Lo sviluppo di un progetto personale (Lillo Rizzo)

workshop fotografico condotto da Lillo Rizzo

(Catania, Borghetto Europa e Centro Storico)

Questo workshop è rivolto ai fotografi professionisti, ma anche agli amatori evoluti o agli appassionati di fotografia. Si svolgerà all’interno del centro storico di Catania, in due giorni intensivi, il 21 e 22 novembre 2015, ed è finalizzato alla ricerca di programmare e condurre lo sviluppo di un progetto fotografico. Il workshop è orientato alla scoperta e alla formazione del potenziale visivo e creativo dei partecipanti, che lavoreranno su specifici progetti fotografici individuali, dalla concezione iniziale alla restituzione finale, cercando di raggiungere un proprio stile fotografico. Grande spazio sarà dedicato anche all’editing e alla lettura delle immagini, sia dei propri lavori prodotti durante il workshop sia dei portfolio dei singoli partecipanti, in maniera di dare forma e corpo a un insieme coerente. Le immagini potranno essere sia in forma di stampe fotografiche che di file. Si discuterà del passaggio del linguaggio fotografico verso piattaforme multimediali come i social network e, soprattutto, dall’analogico al digitale e dell’utilizzo dello smartphone. Sono previste anche delle uscite individuali o a gruppi per realizzare dei personali progetti fotografici che verranno visionati e discussi successivamente, in maniera da evidenziare, per ciascuno dei singoli partecipanti, le rispettive potenzialità.

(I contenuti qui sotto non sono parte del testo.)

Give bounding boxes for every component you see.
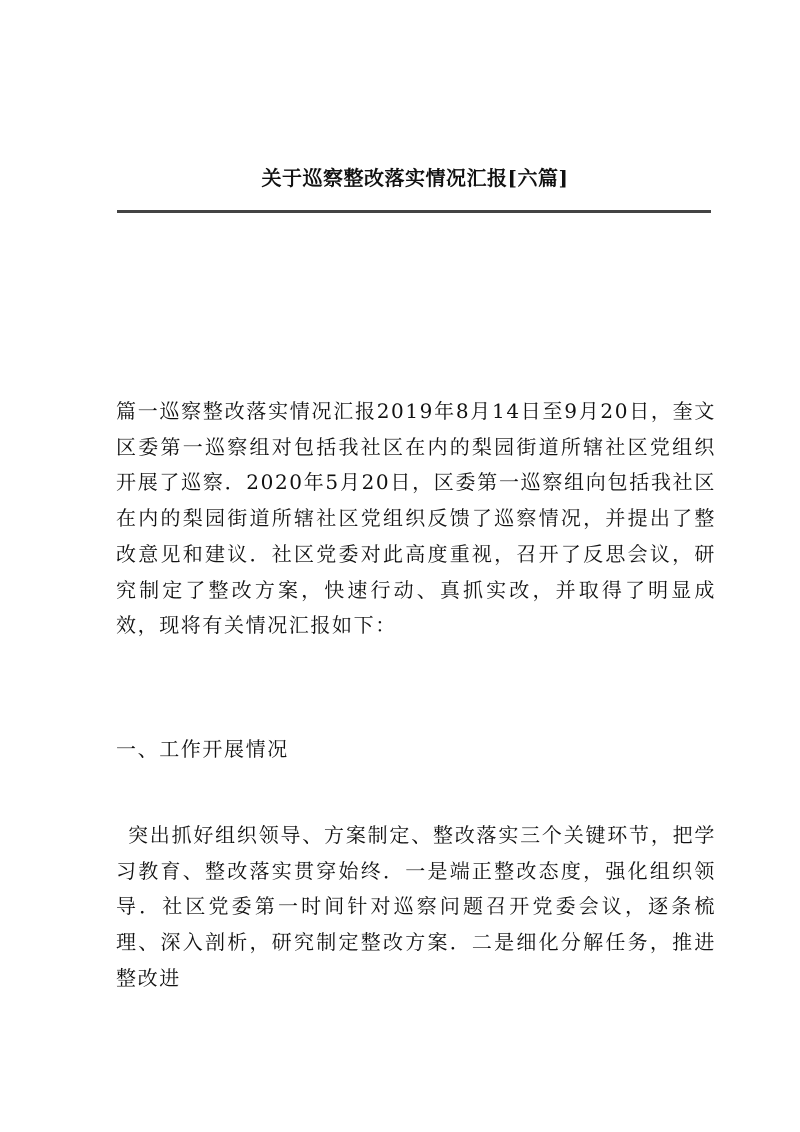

Lillo Rizzo è nato a Racalmuto, nel 1960. Fotografo dal 1984, attualmente vive a Parigi. La sua attività di fotografo si svolge soprattutto nei sud del mondo. Ha realizzato diversi reportage in Italia, Marocco, Nepal, India, privilegiando la foto sociale, senza rinunciare a una complessa tessitura formale, ad eleganti e sofisticate asimmetrie, ad un’arguzia spiazzante. In due occasioni, tra il 2004 e il 2005 e poi nel 2009, ha viaggiato in America Latina, percorrendo le strade dell’Argentina, della Bolivia, del Perù e dell’Ecuador. Per mesi ha fotografato la realtà più trascurata e nascosta, fermando in immagini i drammi e le tragedie dei migliaia di latinoamericani senza diritti. Rizzo appartiene a quel residuo di umanità che non si rassegna e non si adegua al declino del reportage come genere fotografico. Ciò che interessa a Rizzo è meno la correttezza della struttura compositiva, l’equilibrio dell’inquadratura, che il suo rapporto con l’evento che vi accadrà, spesso con effetti di complicazione formale al limite della rottura, del definitivo squilibrio. E’ qui che l’immagine fotografica trapassa nella visione e si annienta, si cancella come fotografia, rinnovando così lo scacco imposto dalla vita al nostro sforzo di darle forma e senso. Qui si compie e si può cogliere la specificità del suo linguaggio fotografico.